The plant kingdom sits at the base of all life and continues to evolve in response to its surroundings. Serving as a major resource for food and oxygen there is a lot of value behind understanding how they function. In a recent study, scientists discover an evolutionary burst that explains the origin of land plants.
A constant theme in evolution proves certain genes are either gained, lost, or removed. It’s like a puzzle processing different pieces to find the right fit. When comparing plants and animals, plants are a lot better at inventing new genes to grow their species. In this case, researchers looked at their transition from water to land.

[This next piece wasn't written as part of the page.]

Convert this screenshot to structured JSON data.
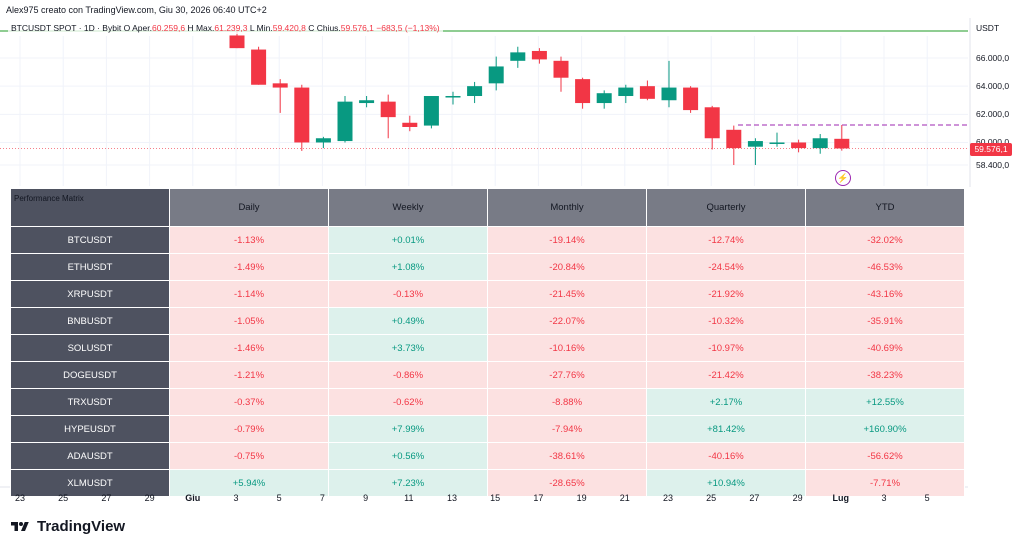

The team of scientists compared over 200 plant genomes—one of the largest amounts ever in the pursuit of attempting to better understand the evolution of the plant kingdom. Their approach consisted of traveling back 470 million years ago—with the help of technological recorded data, of course. They were able to narrow in on which genes were present in early land-based plants as they transitioned from the water.
Dr. Jordi Paps, Lecturer from Bristol’s School of Biological Sciences and lead researcher, explained, “Our findings challenge previous views of this transition being more gradual at the genetic level. The first burst predates the origin of land plants, before they left their aquatic environments, and comprises genes that explain why plants are multicellular. The second coincides with the origin of land plants, and involved genes related to adaptations to challenges found in terrestrial environments.”
The study points out an important deviation in land-plants is their controlled response to drought and other environmental stimuli. Much of these responses are for protection against harsh surroundings. In this case, it’s helpful to understand evolutionary transitions to better identify genes and their specific purpose. “We now plan to use the same approach to further explore the genes involved in drought tolerance. Most crops are sensitive to drought conditions, using our methods we can find genes involved in drought resistance that we can potentially introduce in dessication-sensitive plants,” Dr. Pap adds.
From micro to macro, each stem is connected to the other. Maybe these discoveries will lend their way to the animal kingdom linking our evolution away from plants. Or perhaps they may provide further insights when it comes to the output of environmental stimuli and its effect on plant life.